The decision opened a fracture in the line-up, and Rayner’s followers accused Starmer of using her as a scapegoat in what they called a “cowardly evasion of responsibility.”
In the midst of this dark panorama, what party sources justify saying that due to the pandemic of Covid-19 The new leader has not had the opportunity to present his plan for the country to the population, two local leaders of the formation are the only hope: on the one hand, Andy Burnham, re-elected mayor in Manchester, Y Sadiq Khan, who was expected to revalidate as mayor of London, beating conservative candidate Shaun Bailey, whose performance exceeded expectations.
The ‘king of the north’
Burnham, with an emotion that he was unable to contain, thanked his family, the campaign team and his colleagues for having won the victory with 69.7% of the votes. “I will continue to be a voice for all people and all communities,” he said, adding, “I will continue to take an approach where the community comes first, not the party first.”

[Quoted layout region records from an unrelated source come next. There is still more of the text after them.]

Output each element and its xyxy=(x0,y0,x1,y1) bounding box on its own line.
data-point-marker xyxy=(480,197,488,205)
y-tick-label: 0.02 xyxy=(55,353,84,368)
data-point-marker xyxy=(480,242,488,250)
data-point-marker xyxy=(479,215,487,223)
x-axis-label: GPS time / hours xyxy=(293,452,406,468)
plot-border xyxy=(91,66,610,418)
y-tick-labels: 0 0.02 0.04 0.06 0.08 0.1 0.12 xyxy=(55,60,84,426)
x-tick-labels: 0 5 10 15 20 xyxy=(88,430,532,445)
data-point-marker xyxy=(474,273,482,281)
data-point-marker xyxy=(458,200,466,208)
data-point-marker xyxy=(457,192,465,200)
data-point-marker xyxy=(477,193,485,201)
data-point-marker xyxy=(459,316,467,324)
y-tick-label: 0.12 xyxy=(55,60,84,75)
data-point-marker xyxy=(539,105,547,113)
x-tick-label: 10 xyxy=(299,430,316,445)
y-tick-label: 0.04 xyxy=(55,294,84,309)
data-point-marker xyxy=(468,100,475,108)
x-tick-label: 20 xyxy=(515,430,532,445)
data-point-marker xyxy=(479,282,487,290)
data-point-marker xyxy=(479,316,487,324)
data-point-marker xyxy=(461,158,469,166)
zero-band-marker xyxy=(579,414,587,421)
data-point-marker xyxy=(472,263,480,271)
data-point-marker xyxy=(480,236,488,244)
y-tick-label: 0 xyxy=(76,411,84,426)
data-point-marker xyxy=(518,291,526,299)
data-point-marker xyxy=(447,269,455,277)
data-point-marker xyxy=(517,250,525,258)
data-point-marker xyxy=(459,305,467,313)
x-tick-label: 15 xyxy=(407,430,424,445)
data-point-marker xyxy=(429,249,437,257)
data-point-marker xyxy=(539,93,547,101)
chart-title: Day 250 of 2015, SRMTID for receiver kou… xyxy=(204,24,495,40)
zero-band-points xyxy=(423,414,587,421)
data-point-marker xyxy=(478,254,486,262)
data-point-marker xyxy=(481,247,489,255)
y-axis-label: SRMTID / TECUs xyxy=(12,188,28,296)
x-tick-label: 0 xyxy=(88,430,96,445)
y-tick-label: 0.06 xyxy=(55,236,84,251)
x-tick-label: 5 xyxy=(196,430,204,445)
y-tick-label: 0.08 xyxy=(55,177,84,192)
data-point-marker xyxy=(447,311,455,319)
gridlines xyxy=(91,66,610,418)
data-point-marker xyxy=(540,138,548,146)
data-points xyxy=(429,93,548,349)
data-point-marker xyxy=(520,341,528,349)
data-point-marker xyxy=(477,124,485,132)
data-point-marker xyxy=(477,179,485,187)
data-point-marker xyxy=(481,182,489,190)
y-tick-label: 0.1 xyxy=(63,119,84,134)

The mayor took center stage in October last year when he held a pulse for several days with Boris Johnson for the unilateral imposition of the prime minister to place the city at the highest level of risk of coronavirus infections, a decision with which the Labor Party disagreed. Burnham, baptized at that time by the local press as the ‘king of the north’, alluding to a character from the series ‘Game of Thrones’, made self-criticism yesterday in an interview with Sky News saying that the party of which he is part needs “A substantial change”, and did not rule out presenting himself as Starmer’s successor in the future, although he clarified that he is not campaigning against what he described as “his friend” with whom he has worked side by side. “The party has to make a great examination of conscience to understand these results,” he said.
In London, the mayoral race was much closer than expected, despite polls predicting a comfortable victory for Khan in the first round, due to voters’ preference for candidates from smaller parties and low turnout.